Faut-il s'en réjouir ? À première vue, oui, mais c'est sans considérer qu'une
trop grande quantité de CO2 entraine l'acidification des océans qui
affecte, à son tour, la faune et la flore marine jusqu'à 1 000 mètres de
profondeur.
Jusqu'à ce
jour, on a surtout considéré l'océan comme un garde-manger infini par la
pratique de la sur-pêche et comme mega-poubelle, pour le plastique entre autres.
Le sous-sol
et la végétation terrestre constituent l'autre puits naturel de carbon. À
travers ce même processus de photosynthèse, les plantes, particulièrement les
arbres, captent le CO2 de l'atmosphère et le stockent dans la plante
ou dans le sol. L'on comprendra que les grandes forêts dont celles d'Amazonie
ou d'Afrique mais aussi la forêt boréale du Québec sont des écosystèmes à
préserver à tout prix.
Au niveau
de l'agriculture, l'utilisation de produits chimiques (engrais, pesticides)
détruit la vie des sols, provoque des fuites de CO2 dans
l'atmosphère et limitent la capacité du sol à le stocker.
Les
techniques industrielles de captation et de stockage (CSC)
Selon le
GIEC, il est probable que toutes ces mesures soient insuffisantes pour
atteindre la carboneutralité, c'est pourquoi il considère la pratique de
captage et stockage de carbone (CSC) à titre complémentaire.
Il s'agit
alors de capter les molécules de carbone à la source, soit avant ou après la
combustion des énergies fossiles (charbon, pétrole, gaz), afin d'éviter leur
libération dans l'atmosphère. Une fois capté, le gaz est transporté par
pipeline, bateau ou camion afin de l'emmagasiner dans des formations
géologiques ou aquifères profondes permettant leur séquestration pour plusieurs
siècles, voire des millénaires.
Dans ses
scénarios optimistes, l'Agence internationale de l'énergie estime une capacité
d'enfouissement de plus de 2 milliards de tonnes de CO2 grâce au
stockage géologique.
Qu'en
est-il du méthane et du protoxyde d'azote ?
Afin
d'atteindre et de maintenir la carboneutralité, les puits doivent absorber la
quantité de CO2 que les activités humaines rejettent dans
l'atmosphère de même que les gaz non CO2, à savoir le méthane et le
protoxyde d'azote.
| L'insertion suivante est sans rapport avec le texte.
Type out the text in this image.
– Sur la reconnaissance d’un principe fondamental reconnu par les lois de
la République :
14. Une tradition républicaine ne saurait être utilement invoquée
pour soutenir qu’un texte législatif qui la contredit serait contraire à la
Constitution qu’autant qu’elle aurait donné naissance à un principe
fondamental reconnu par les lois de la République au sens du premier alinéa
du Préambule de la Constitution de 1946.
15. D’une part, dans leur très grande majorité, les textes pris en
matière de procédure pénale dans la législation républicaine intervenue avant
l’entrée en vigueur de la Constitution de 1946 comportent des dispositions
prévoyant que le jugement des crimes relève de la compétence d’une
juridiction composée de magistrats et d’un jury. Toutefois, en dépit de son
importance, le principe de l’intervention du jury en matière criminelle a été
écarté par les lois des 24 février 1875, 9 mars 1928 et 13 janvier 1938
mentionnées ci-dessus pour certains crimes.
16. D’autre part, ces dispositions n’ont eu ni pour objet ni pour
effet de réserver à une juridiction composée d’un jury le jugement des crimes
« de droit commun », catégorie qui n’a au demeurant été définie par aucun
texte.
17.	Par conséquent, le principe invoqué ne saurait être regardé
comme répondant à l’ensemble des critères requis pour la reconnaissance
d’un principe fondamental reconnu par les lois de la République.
Ces derniers sont responsables de 22 % des émissions de GES.
Dans le
cas du méthane, ses émissions sont principalement dues à l'élevage intensif des
ruminants, à la façon dont ils sont nourris et à la gestion de leurs déjections.
Il faut ajouter le traitement de nos déchets organiques, lesquels sont aussi émetteurs
de GES. On ne pourra pas s'en sortir sans reconsidérer notre habitude de
consommer des produits carnés et les éleveurs devront modifier les techniques
d'élevage et de nourriture du bétail.
Pour sa
part, le protoxyde d'azote est rejeté dans l'atmosphère suite à l'utilisation intensive
des engrais azotés, chimiques ou organiques et de certains procédés de
l'industrie chimique. Avec son facteur de réchauffement global du climat, 265
fois plus grand que le CO2, le protoxyde d'azote contribue pour 6 %
du forçage radiatif mondial.
Un
calendrier serré
Le GIEC nous
situe dans un calendrier très serré pour parvenir à la carboneutralité. Il nous
avise que pour limiter le réchauffement climatique à 1,5 ℃, il faudra l'atteindre
d'ici 2050. Si nous tergiversons jusqu'en 2070, par exemple, le réchauffement avoisinera
les 2 ℃ avec des conséquences amplifiées dont certaines irréversibles.